I just managed to read Thomas post on stackoverflow citation. Yes, it covers, 
exactly what I found. This would have help if I would have found earlier.
@Ben:As I said, it's nice to see such implementation but it's offside the task 
and offside the suggested components to use. It doesn't cover the issues I had 
to deal with. I am not disregarding it! But if you have to use a gui built with 
Qt Designer to decouple gui design which might be given as task to someone else 
so you can focus on implementing the functional parts, and somewhat later, 
someone shall improve the design, this way of creating things has the advantage 
that proceeding the work, if one stops working for the project, is as easy as 
it should be.You can split the work to gain more development speed, which is an 
advantage, too. Keeping the functional part away from the gui itself, enables 
one to improve the design without touching the functional code and without 
changing it's revision number if version control systems are used. Code 
recycling is a third one. I don't see any drawback, yet, if you don't take into 
account that they may be something missing in the additional libraries and the 
gab might cause problems not solvable.But that's not the topic of this thread.

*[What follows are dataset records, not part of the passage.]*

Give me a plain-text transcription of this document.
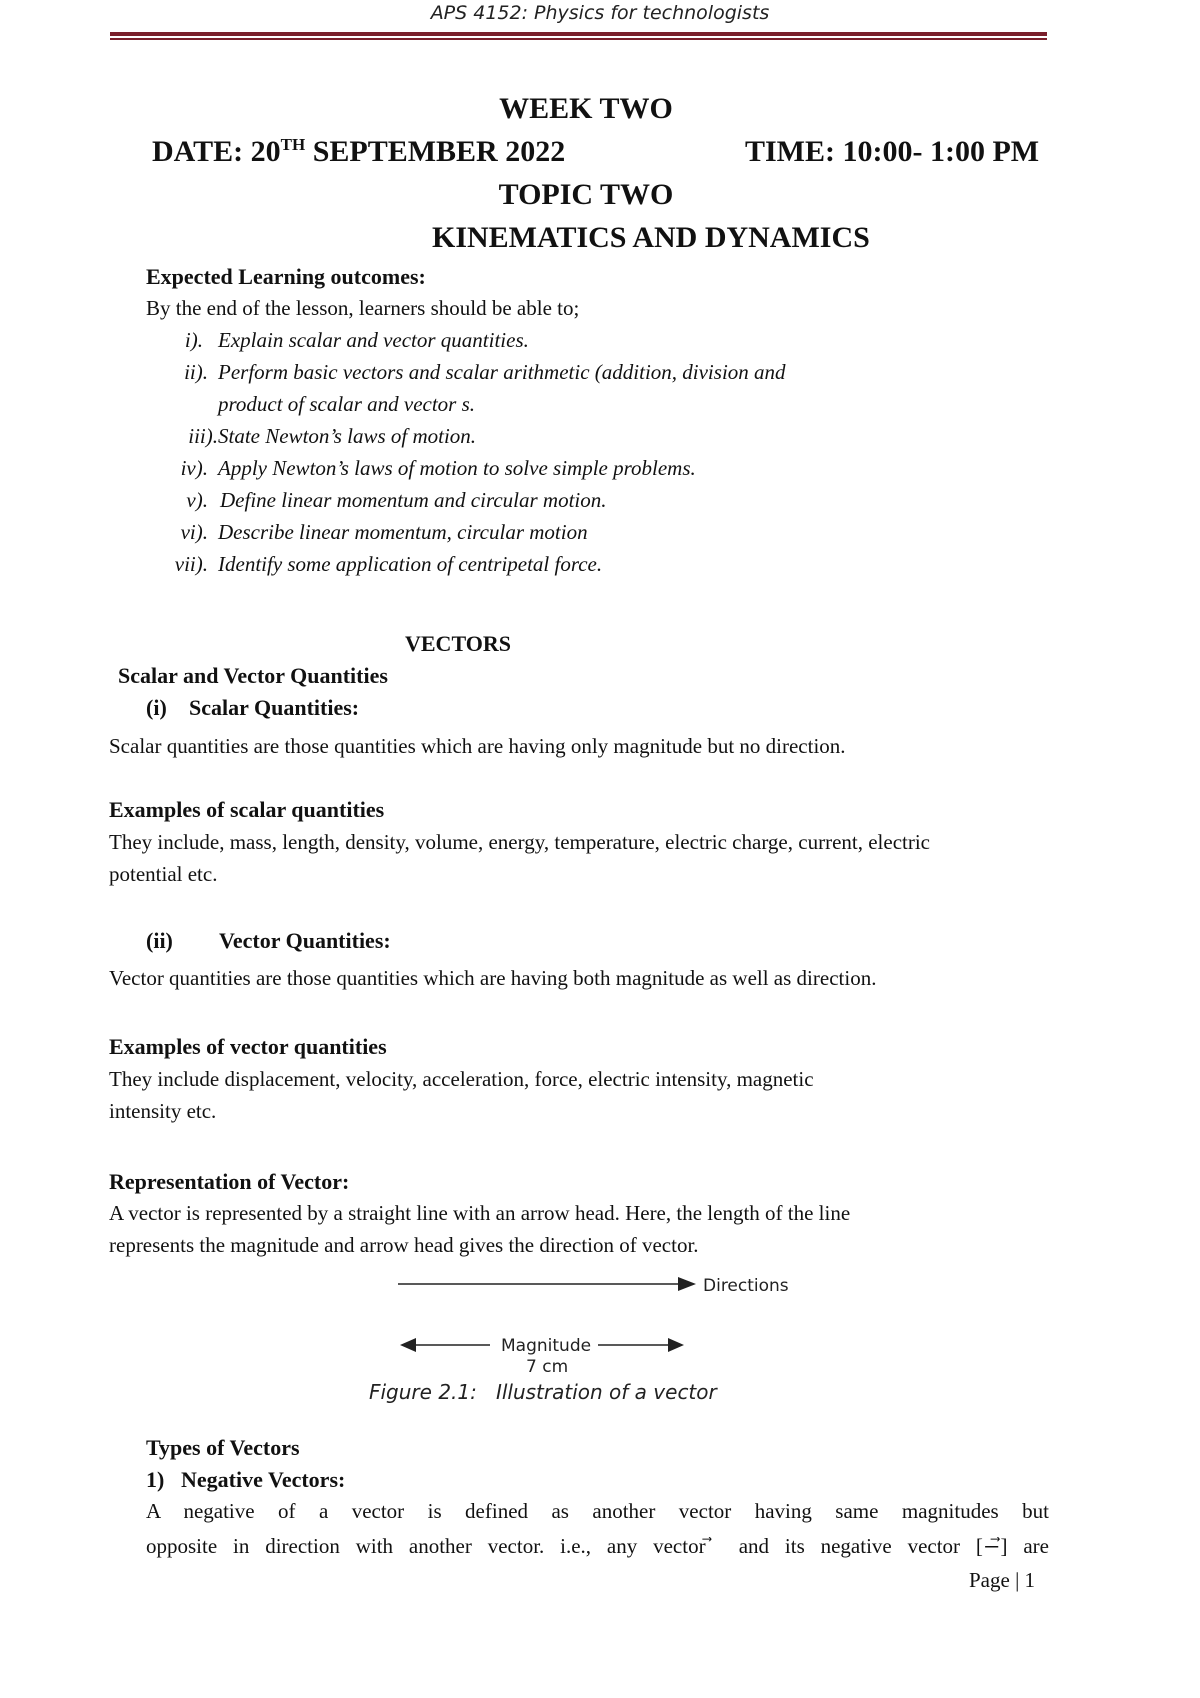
APS 4152: Physics for technologists
WEEK TWO
DATE: 20TH SEPTEMBER 2022	TIME: 10:00- 1:00 PM
TOPIC TWO
KINEMATICS AND DYNAMICS
Expected Learning outcomes:
By the end of the lesson, learners should be able to;
i). Explain scalar and vector quantities.
ii). Perform basic vectors and scalar arithmetic (addition, division and
product of scalar and vector s.
iii). State Newton’s laws of motion.
iv). Apply Newton’s laws of motion to solve simple problems.
v). Define linear momentum and circular motion.
vi). Describe linear momentum, circular motion
vii). Identify some application of centripetal force.
VECTORS
Scalar and Vector Quantities
(i) Scalar Quantities:
Scalar quantities are those quantities which are having only magnitude but no direction.
Examples of scalar quantities
They include, mass, length, density, volume, energy, temperature, electric charge, current, electric
potential etc.
(ii) Vector Quantities:
Vector quantities are those quantities which are having both magnitude as well as direction.
Examples of vector quantities
They include displacement, velocity, acceleration, force, electric intensity, magnetic
intensity etc.
Representation of Vector:
A vector is represented by a straight line with an arrow head. Here, the length of the line
represents the magnitude and arrow head gives the direction of vector.
Directions
Magnitude
7 cm
Figure 2.1: Illustration of a vector
Types of Vectors
1) Negative Vectors:
A negative of a vector is defined as another vector having same magnitudes but
opposite in direction with another vector. i.e., any vector ⃗ and its negative vector [−⃗] are
Page | 1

Yes, Qt Designer just provides only the framework, which than can be filled 
with content, for example, coming from matplotlib. Having just a dummy widget 
to fill as interface pays respect to being most flexible.
No, having to re-initiate the mouse because it is disabled from matplotlib due 
to an empty canvas is not wrong but a design decision. One could have easily 
decided to not disable it, but the ones who wrote that part might have thought, 
that if the canvas is empty,you don't need axes to rotate. They discovered that 
this thoughts lead to problems and build a workaround enabling to switch it on 
again, rather than change the default. That's ok for me, because it was there 
decision. I would have like to find any hint about that in books, tutorials or 
stuff like that, but that seems to be a not that often regarded problem.
I took your objection about adding the axis before the canvas is build and 
changed the code so after creating the figure I'm adding it to the canvas so it 
won't be empty anymore. This is a better way and is avoiding the mouse 
issue.Yes, it's clear now, but that is what I asked for in the first place. I 
mentioned that there may be something out of correct order. Now we know what it 
was and I fixed it.
I like this kind of discussion which clarify the understanding, because you can 
get them from books. So thank you very much for the talk.
I think I'm going to review the part where all the figures are created and will 
put them into a method which builds them if needed. That would clean up the 
design and the code, too.But that's something for after the deadline, for which 
the code can be as ugly as it is. It just has to work to get my job contract 
renewed.
cheers,Christian

--
"A little learning never caused anyone's head to explode!"

"Ein wenig Lernen hat noch niemandens Kopf zum Explodieren gebracht!"